At 04:53 PM 7/27/1999 BST, Dave Kelly wrote:
I've got a bit of a problemette at the moment. Our network is an amalgamation of Windows 9x, Windows NT (Workstation and Server), SuSE Linux and MacOS machines. The Windows machines are all on a TCP/IP ethernet, with the MacOS machines on their own little AppleTalk network. The Linux machines are NFS/NIS sharing to each other. I'd like to integrate all of the different networks into one, so that all of the resources are sharable.
I've begin to do this by moving over to TCP/IP. I've been trying to use Samba, and have successfully managed to get Windows to connect to a Linux machine. The other way around, however, is a big no-no. I can't, and I've tried many times, to get Linux to access a Windows share. I have yet to try it with MacOS, but expect the same, if not more, problems.
Any suggestions as to how I can get the Linux boxes to see Windows? I need all of the machines, and can't move them all to Linux (much to my despair). Any help would be appreciated!

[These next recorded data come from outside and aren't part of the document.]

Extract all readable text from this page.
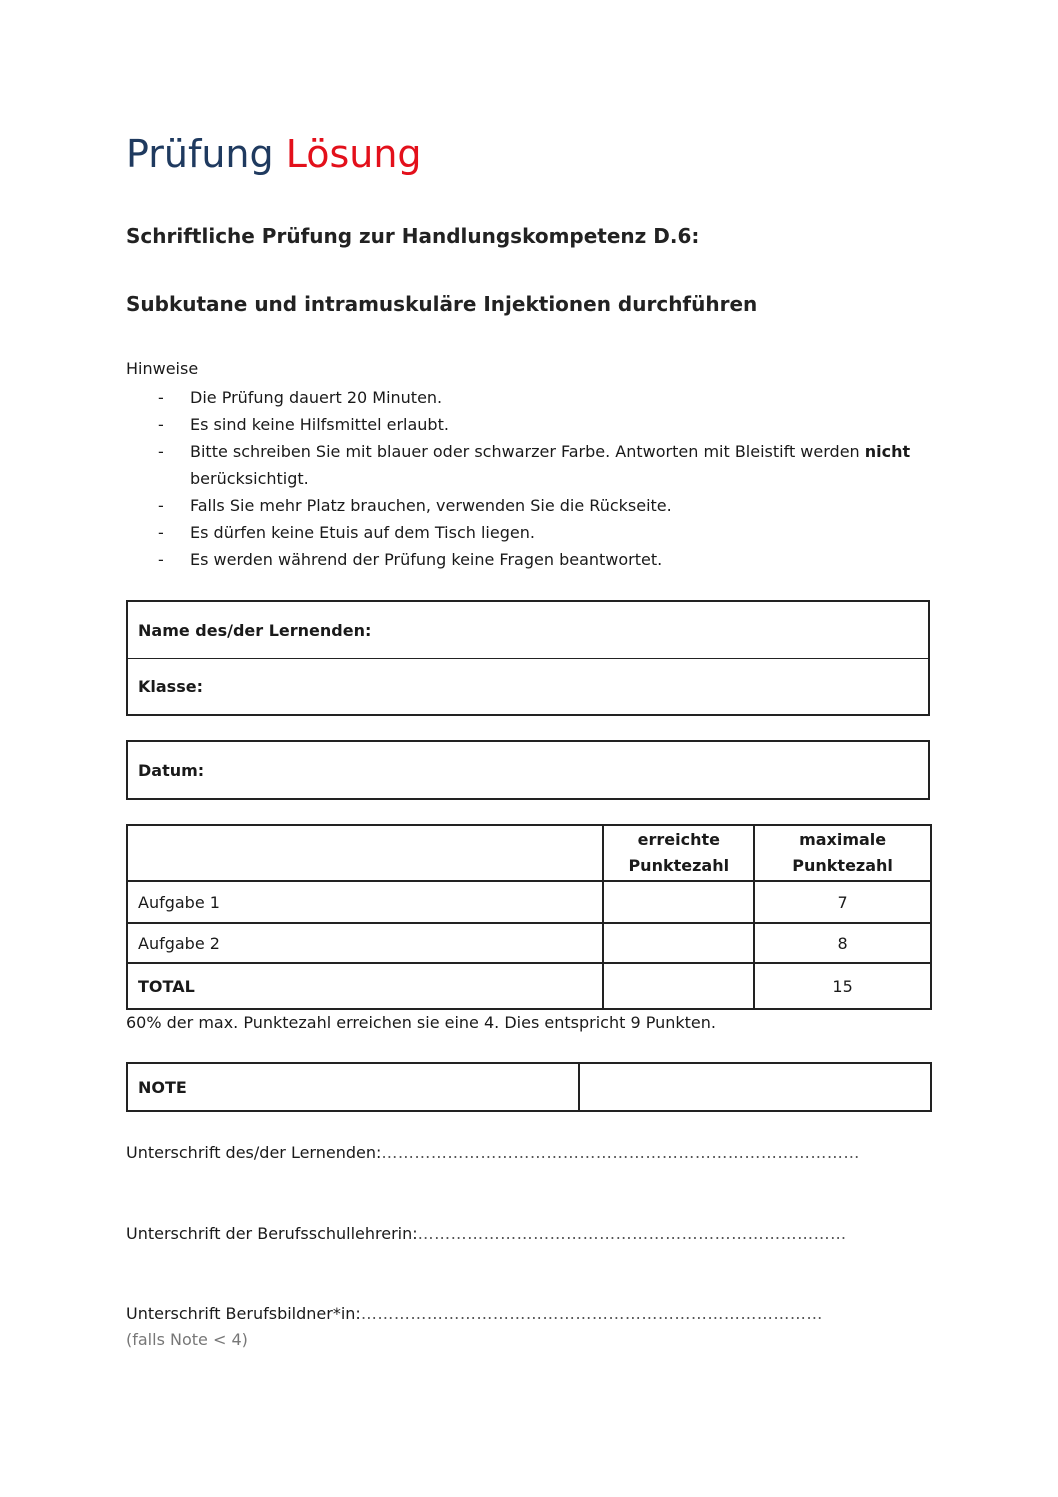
Prüfung Lösung
Schriftliche Prüfung zur Handlungskompetenz D.6:
Subkutane und intramuskuläre Injektionen durchführen
Hinweise
- Die Prüfung dauert 20 Minuten.
- Es sind keine Hilfsmittel erlaubt.
- Bitte schreiben Sie mit blauer oder schwarzer Farbe. Antworten mit Bleistift werden nicht berücksichtigt.
- Falls Sie mehr Platz brauchen, verwenden Sie die Rückseite.
- Es dürfen keine Etuis auf dem Tisch liegen.
- Es werden während der Prüfung keine Fragen beantwortet.
Name des/der Lernenden:
Klasse:
Datum:
	erreichte Punktezahl	maximale Punktezahl
Aufgabe 1		7
Aufgabe 2		8
TOTAL		15
60% der max. Punktezahl erreichen sie eine 4. Dies entspricht 9 Punkten.
NOTE	
Unterschrift des/der Lernenden:……………………………………………………………………………
Unterschrift der Berufsschullehrerin:……………………………………………………………………
Unterschrift Berufsbildner*in:…………………………………………………………………………
(falls Note < 4)
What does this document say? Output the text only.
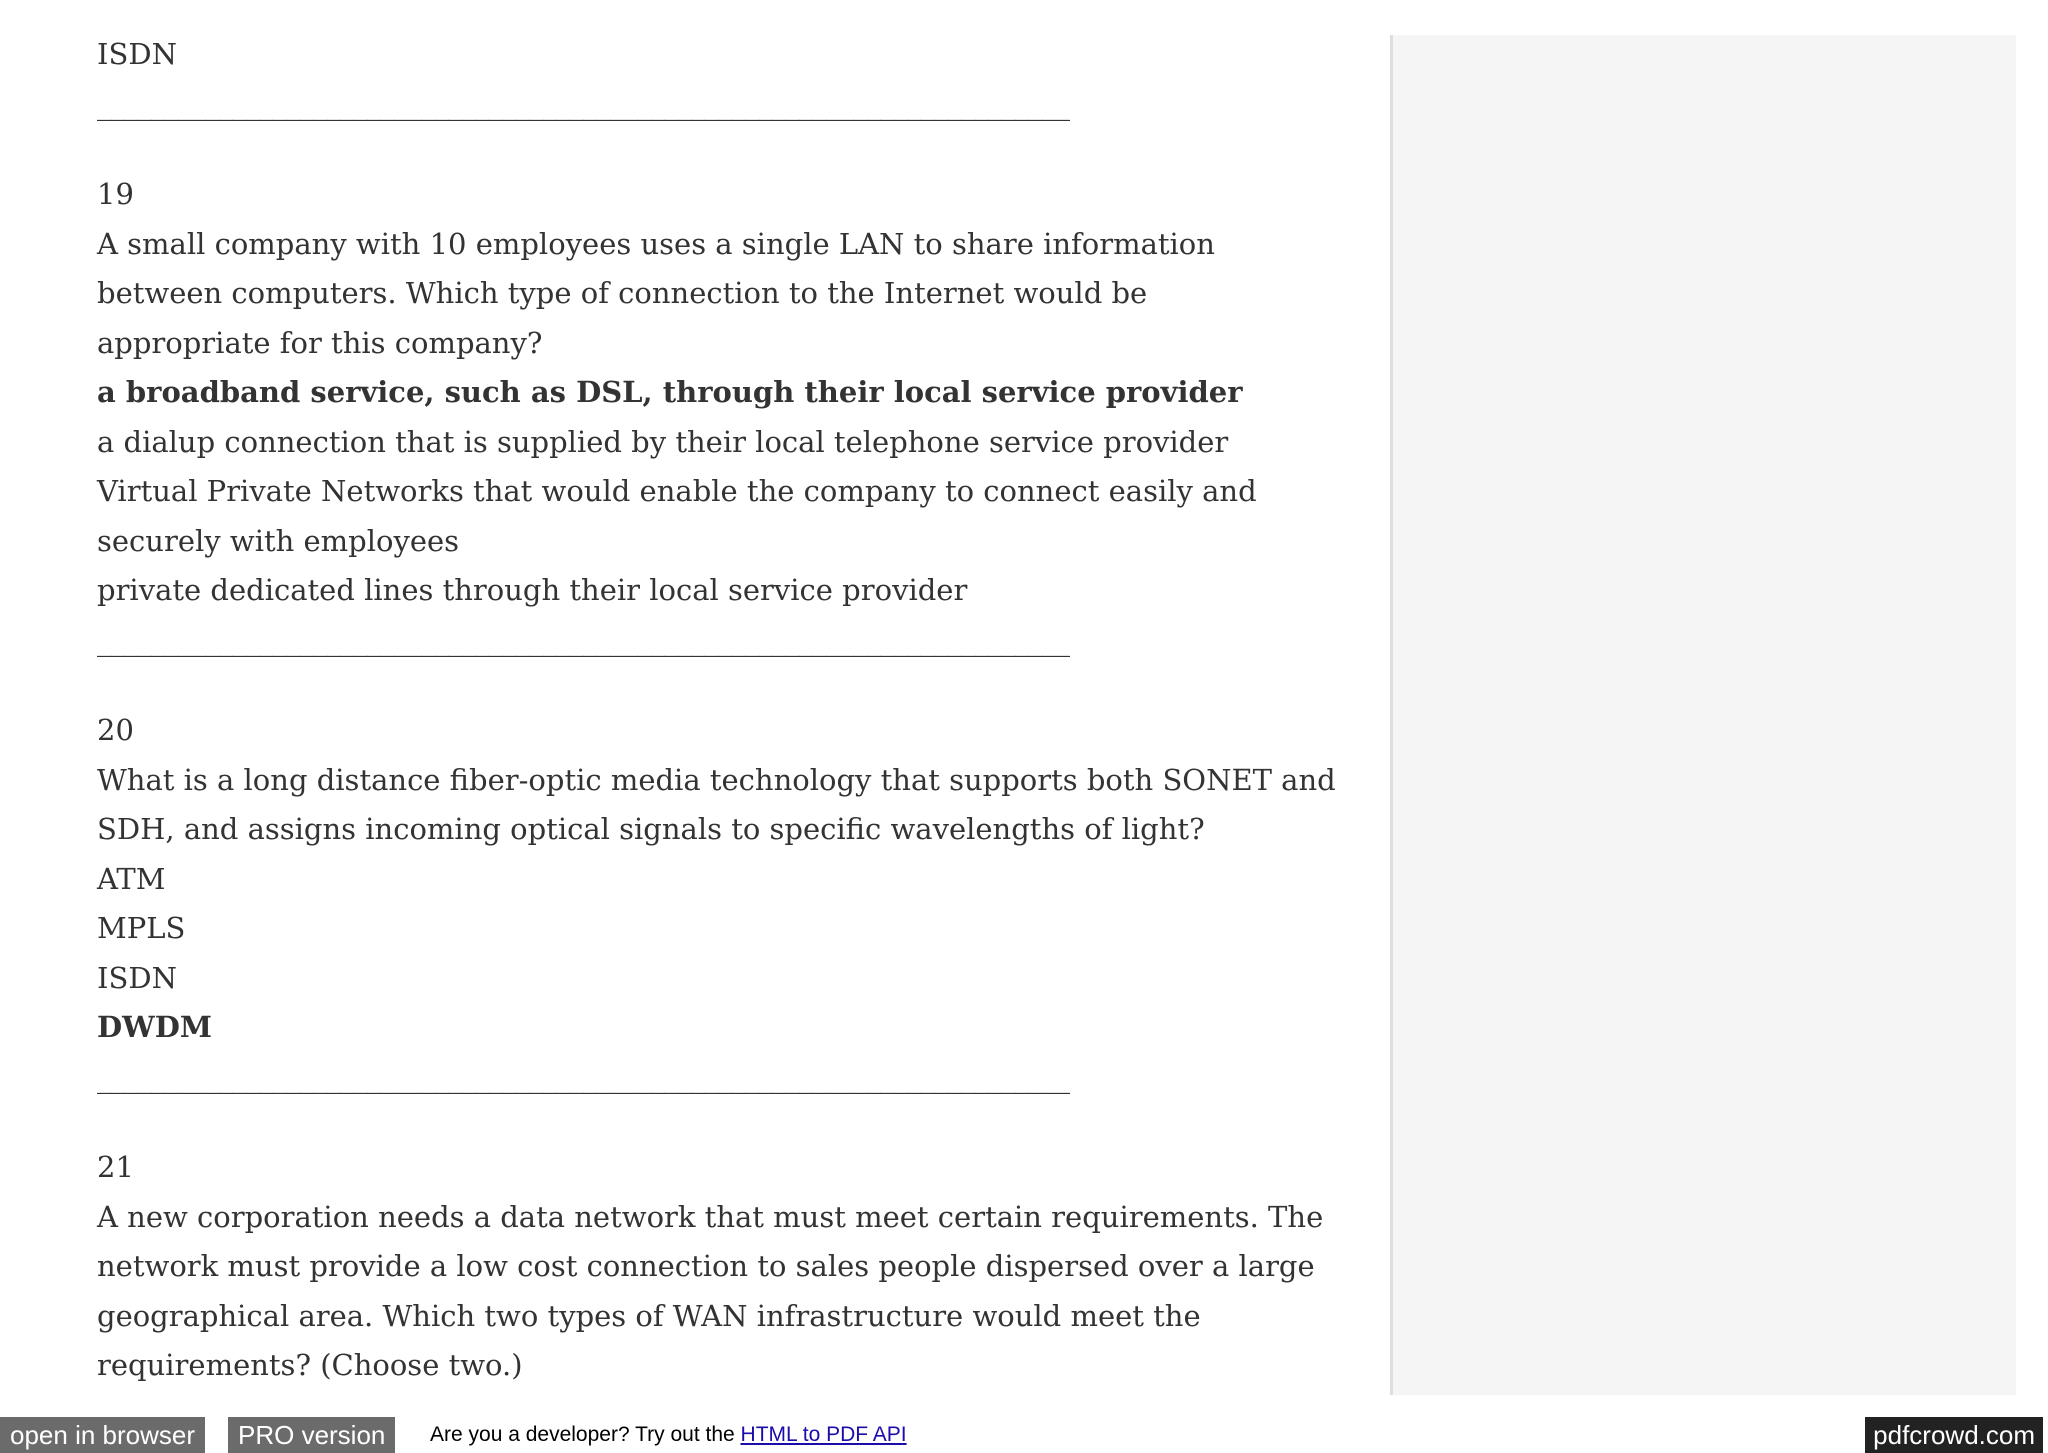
ISDN
________________________________________________________________________
19
A small company with 10 employees uses a single LAN to share information between computers. Which type of connection to the Internet would be appropriate for this company?
a broadband service, such as DSL, through their local service provider
a dialup connection that is supplied by their local telephone service provider
Virtual Private Networks that would enable the company to connect easily and securely with employees
private dedicated lines through their local service provider
________________________________________________________________________
20
What is a long distance fiber-optic media technology that supports both SONET and SDH, and assigns incoming optical signals to specific wavelengths of light?
ATM
MPLS
ISDN
DWDM
________________________________________________________________________
21
A new corporation needs a data network that must meet certain requirements. The network must provide a low cost connection to sales people dispersed over a large geographical area. Which two types of WAN infrastructure would meet the requirements? (Choose two.)
open in browser	PRO version	Are you a developer? Try out the HTML to PDF API	pdfcrowd.com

are you using smbmount to do this ? if so what are the errors you get. Can you ping back and forth ? What version of suse , and samba are you using . The more info you can post , the more likely some one can help. what you are doing makes sence. You will want to spend some time orginizuing it all. With samba you can "trick" all the others into thinking is a server. If you have more than a dozen machines , you will want to quit it down a bit. You can staqt by adding all the tcp/ip Numbsers and machine / workgroup names in the host. You can also make the samba do the name translation , Wins I think. Not sure thought. am new at this.